How Klarna’s co-founder learned to hire tech Talent – without a tech background

The entrepreneur shares why it’s always important to ask questions.

When Sebastian Siemiatkowski, Niklas Adalberth, and Victor Jacobsson co-founded Klarna–the Stockholm-based payments platform best known for its buy-now-pay-later service–back in 2005, they had a problem. None of them had an engineering background. That knowledge gap made hiring and managing highly technical teams a real challenge for the entrepreneurs. How do you manage people whose skill set you don’t get? Siemiatkowski, who also serves as the company’s CEO, explains how he cracked the code. – As told to Ali Donaldson

“The first few years, we weren’t really a tech business. We were a sales and marketing-­driven business. We called people who were selling stuff online to get them to add our payment method.

“None of us co-­founders were engineers, so when we started hiring them, that was a big challenge. How do you manage something that you don’t understand yourself? If I were managing a salesperson–since I’ve done sales myself–it would be easy to evaluate: Are they good? Are they bad? What should they improve? When I talked to our engineers, I was dumbstruck. I was constantly asking myself, ‘Is this supposed to take this long to code?’ I had no idea. ‘Should it take this much time to build a product?’ I had no clue.

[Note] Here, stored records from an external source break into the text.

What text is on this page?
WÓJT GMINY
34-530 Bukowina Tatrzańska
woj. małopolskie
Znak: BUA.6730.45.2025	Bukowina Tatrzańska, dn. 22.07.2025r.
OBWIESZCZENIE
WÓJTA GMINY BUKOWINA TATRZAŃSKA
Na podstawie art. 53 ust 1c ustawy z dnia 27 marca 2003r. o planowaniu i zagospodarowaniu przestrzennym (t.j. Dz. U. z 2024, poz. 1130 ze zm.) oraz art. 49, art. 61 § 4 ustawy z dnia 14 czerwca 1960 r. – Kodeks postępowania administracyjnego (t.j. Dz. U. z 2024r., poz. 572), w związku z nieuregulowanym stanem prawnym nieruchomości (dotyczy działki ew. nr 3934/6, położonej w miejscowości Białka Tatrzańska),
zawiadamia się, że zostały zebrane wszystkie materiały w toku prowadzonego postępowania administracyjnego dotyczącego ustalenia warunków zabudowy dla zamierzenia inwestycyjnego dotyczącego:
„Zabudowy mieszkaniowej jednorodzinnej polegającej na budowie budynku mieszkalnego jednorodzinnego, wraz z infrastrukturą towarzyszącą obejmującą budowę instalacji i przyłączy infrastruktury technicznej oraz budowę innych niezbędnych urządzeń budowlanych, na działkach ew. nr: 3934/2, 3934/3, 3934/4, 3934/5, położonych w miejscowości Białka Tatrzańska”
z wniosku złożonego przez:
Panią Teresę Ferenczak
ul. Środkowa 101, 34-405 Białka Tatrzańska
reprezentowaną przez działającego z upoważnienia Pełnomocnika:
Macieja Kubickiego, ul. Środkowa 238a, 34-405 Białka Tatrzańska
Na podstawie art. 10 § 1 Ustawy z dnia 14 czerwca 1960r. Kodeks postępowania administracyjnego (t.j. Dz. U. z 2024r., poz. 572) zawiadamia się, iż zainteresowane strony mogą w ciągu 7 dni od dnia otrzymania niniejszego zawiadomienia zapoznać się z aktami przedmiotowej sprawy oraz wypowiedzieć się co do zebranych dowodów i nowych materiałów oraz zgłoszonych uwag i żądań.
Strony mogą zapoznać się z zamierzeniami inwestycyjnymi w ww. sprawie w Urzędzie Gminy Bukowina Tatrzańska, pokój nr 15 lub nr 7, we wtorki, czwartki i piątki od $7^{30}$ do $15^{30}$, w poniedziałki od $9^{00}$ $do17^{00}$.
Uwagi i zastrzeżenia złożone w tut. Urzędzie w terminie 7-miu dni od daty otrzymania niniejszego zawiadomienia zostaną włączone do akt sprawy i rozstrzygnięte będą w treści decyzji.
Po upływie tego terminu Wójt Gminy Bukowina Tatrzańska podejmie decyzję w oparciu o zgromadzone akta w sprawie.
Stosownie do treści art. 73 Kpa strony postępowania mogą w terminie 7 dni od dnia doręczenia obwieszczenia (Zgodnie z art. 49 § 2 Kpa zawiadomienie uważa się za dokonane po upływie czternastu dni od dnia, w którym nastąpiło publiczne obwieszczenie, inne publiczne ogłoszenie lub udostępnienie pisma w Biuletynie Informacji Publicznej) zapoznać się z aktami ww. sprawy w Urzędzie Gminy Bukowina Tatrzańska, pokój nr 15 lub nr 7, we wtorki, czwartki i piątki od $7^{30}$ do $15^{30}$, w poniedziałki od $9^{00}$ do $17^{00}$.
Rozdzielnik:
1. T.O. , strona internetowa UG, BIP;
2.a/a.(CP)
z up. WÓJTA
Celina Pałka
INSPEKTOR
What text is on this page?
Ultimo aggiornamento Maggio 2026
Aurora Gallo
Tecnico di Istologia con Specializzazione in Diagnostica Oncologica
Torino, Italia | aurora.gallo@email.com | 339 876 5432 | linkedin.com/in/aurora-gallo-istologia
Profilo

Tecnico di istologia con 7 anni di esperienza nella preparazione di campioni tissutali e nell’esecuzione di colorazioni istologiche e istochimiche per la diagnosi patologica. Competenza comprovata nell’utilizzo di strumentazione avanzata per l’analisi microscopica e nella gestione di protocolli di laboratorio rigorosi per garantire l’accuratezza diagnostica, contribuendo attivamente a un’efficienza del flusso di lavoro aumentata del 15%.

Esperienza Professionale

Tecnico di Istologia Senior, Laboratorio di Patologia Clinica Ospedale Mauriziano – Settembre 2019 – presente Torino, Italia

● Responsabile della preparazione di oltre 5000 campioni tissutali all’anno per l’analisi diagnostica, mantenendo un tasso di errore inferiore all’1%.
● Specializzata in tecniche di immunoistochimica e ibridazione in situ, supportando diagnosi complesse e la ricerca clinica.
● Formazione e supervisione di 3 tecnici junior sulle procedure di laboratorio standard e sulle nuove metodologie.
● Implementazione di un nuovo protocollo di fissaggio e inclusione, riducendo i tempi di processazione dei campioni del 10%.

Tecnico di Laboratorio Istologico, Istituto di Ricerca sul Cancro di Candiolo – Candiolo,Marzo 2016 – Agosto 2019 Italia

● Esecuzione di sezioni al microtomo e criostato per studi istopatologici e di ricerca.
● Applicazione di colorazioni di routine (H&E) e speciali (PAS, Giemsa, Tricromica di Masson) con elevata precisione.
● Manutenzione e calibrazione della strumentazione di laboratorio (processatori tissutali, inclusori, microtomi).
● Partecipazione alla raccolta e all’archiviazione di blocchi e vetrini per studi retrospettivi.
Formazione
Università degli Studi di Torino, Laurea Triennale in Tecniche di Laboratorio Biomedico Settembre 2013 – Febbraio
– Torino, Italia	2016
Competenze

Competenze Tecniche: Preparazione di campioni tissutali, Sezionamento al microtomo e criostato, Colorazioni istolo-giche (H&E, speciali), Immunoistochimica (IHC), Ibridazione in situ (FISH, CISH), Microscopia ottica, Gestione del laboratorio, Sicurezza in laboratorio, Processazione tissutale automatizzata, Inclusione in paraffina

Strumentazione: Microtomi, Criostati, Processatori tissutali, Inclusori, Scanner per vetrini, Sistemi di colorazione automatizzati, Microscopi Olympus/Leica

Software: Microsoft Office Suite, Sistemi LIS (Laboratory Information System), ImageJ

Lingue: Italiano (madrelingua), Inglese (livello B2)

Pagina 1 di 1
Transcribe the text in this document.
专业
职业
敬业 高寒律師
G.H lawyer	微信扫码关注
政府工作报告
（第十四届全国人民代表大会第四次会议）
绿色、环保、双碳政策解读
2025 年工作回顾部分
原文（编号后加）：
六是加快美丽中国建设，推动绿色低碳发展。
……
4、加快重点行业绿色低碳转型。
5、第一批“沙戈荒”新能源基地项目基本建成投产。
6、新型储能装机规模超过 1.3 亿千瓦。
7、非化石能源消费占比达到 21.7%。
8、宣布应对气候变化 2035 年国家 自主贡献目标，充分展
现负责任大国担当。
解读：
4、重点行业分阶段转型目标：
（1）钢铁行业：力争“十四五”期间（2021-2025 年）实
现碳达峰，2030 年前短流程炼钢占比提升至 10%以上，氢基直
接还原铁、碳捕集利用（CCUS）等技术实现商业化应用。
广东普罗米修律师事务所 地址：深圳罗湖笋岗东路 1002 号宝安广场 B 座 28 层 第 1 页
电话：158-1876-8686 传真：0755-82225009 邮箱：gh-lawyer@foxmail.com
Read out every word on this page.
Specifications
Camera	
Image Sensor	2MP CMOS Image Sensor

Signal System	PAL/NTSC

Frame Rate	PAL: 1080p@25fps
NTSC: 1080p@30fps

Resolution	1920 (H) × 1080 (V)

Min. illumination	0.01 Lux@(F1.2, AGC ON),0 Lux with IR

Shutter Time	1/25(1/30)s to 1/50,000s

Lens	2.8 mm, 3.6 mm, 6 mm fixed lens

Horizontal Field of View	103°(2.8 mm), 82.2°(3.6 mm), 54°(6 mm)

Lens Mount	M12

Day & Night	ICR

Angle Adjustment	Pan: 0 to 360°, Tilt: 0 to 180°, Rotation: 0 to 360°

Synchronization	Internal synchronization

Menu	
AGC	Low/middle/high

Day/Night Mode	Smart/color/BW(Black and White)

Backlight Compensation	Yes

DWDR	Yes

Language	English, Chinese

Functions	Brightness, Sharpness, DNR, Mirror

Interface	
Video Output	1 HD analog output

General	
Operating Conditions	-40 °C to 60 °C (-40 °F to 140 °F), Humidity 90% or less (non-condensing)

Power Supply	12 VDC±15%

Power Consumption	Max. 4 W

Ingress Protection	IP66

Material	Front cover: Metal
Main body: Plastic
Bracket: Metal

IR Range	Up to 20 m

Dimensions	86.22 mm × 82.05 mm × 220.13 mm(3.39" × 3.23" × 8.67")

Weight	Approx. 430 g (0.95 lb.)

“Eventually, I sat down with our CTO and said, ‘Show me how you fix a bug.’ I watched the screen as he fixed a bug in the software code. Seeing somebody actually do the work, rather than having them describ­e it, created a very different level of understanding. The second thing I did was visit a few other CTOs of successful tech companies and discuss topics like recruitment, hiring, and co-development, which is when different teams or companies collaborate on a software project.

“Go and learn. Talk to other people out there who may know more.”